Finally, the last two episodes spotlight reports from the last couple years of Kelly controlling women and girls under a one-man sex cult. In 2017, an article by BuzzFeed News reported allegations that Kelly had been controlling several young women by taking away their phones, limiting contact and much more.
A major theme throughout the documentary was the insistence that everyone in the music industry who enabled R. Kelly to share the blame for his actions. “The reason why he could do it is because he had people helping him” said one survivor. It’s a stark reminder that the entertainment business is built on a system of covering up the wrongdoings of it’s biggest moneymakers.
The testimonies brought forward are gut-wrenching, to say the least. Tears are held back as each of them speaks out on the abuse they endured. Each account of abuse is disturbingly similar to the next. We hear from the friends and family of survivors and even Kelly’s own brother and producers, who seem to wrestle with the fact that they enabled and protected such a man.
Journalists, psychologists and even individuals in the industry came forward to explain Kelly’s ability to juggle between his public and private personas and how he escaped scrutiny from over 25 years of evidence. Even after his marriage to Aaliyah and the alleged sex tape involving a 14-year-old girl, many stayed hesitant to take action.
“No one cared because we were black girls,” said Mikki Kendall in the very first episode of the docuseries.
Following the documentary, RCA Records and Sony Music have dropped R. Kelly from their record label. The #MeToo and #MuteRKelly movements have respectively garnered well-deserved support and justice. Artists including Lady Gaga, John Legend and Chance the Rapper have all condemned Kelly. Spotify and Pandora have removed his music from their playlists.
Kelly has repeatedly denied the allegations saying “[they are] attempt[s] to distort [his] character and to destroy [his] legacy.” But it’s quite evident that there is truth behind these allegations. These women and girls have lived with the pain and trauma for far too long, many since they were teenagers.
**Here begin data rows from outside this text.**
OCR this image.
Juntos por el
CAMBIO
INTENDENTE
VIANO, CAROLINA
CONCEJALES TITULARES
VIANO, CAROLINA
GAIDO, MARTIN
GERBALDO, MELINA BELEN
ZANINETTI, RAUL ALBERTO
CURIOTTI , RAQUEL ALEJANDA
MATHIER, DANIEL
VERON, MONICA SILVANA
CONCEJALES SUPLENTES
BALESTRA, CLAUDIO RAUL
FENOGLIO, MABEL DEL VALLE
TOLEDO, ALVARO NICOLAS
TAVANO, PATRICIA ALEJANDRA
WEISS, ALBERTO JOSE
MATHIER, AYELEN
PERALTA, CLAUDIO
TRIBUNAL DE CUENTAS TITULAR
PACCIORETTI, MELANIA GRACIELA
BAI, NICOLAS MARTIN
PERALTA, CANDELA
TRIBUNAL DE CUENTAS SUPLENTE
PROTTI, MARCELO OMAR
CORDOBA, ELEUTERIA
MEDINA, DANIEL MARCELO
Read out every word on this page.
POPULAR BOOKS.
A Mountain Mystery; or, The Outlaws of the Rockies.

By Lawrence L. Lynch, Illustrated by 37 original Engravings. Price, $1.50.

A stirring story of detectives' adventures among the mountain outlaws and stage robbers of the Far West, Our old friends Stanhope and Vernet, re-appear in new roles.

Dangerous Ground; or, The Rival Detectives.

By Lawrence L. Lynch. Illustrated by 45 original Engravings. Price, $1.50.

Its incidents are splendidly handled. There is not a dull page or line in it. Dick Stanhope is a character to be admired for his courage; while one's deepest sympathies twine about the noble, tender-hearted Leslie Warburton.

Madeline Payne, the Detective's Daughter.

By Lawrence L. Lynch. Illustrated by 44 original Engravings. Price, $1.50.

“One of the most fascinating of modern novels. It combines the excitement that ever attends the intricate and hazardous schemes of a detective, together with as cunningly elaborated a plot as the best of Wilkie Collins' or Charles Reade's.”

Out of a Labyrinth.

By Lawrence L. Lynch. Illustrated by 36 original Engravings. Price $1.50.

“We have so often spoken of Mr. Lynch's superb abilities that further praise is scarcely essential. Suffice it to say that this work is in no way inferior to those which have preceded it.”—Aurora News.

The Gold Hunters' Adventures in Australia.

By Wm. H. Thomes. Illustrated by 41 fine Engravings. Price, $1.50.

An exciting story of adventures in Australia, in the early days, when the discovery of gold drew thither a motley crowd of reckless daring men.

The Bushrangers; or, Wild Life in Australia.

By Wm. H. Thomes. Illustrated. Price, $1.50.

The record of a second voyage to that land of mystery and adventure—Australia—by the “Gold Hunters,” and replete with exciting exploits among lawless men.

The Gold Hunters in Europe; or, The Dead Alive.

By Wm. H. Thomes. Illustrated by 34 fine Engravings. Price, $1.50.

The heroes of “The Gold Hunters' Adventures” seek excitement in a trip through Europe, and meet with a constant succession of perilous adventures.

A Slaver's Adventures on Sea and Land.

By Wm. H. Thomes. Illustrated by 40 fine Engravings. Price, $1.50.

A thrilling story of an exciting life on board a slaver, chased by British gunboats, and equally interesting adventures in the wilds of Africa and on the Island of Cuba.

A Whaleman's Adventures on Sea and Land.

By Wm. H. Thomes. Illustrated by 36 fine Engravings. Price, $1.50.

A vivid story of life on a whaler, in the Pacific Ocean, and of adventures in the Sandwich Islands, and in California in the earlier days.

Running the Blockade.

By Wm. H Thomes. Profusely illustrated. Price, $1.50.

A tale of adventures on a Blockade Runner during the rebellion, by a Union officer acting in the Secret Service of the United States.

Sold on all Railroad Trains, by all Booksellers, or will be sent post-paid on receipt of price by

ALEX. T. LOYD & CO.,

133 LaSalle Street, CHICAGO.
It’s about time we listen and do something about it.
R. Kelly is not the first powerful person in entertainment to be accused of sexual harassment and assault and he is most definitely not going to be the last. On October 5, 2017, the New York Times reported on allegations from several women that Harvey Weinstein sexually harassed them. Shortly after, the hashtag #MeToo movement attempted to bring to light how prevalent sexual harassment is in American culture, even in Hollywood where everyone is being watched.
Just because an individual is famous, it does not mean they shouldn’t be held accountable for their actions.
It is time this epidemic comes to an end.
If you see something, say something.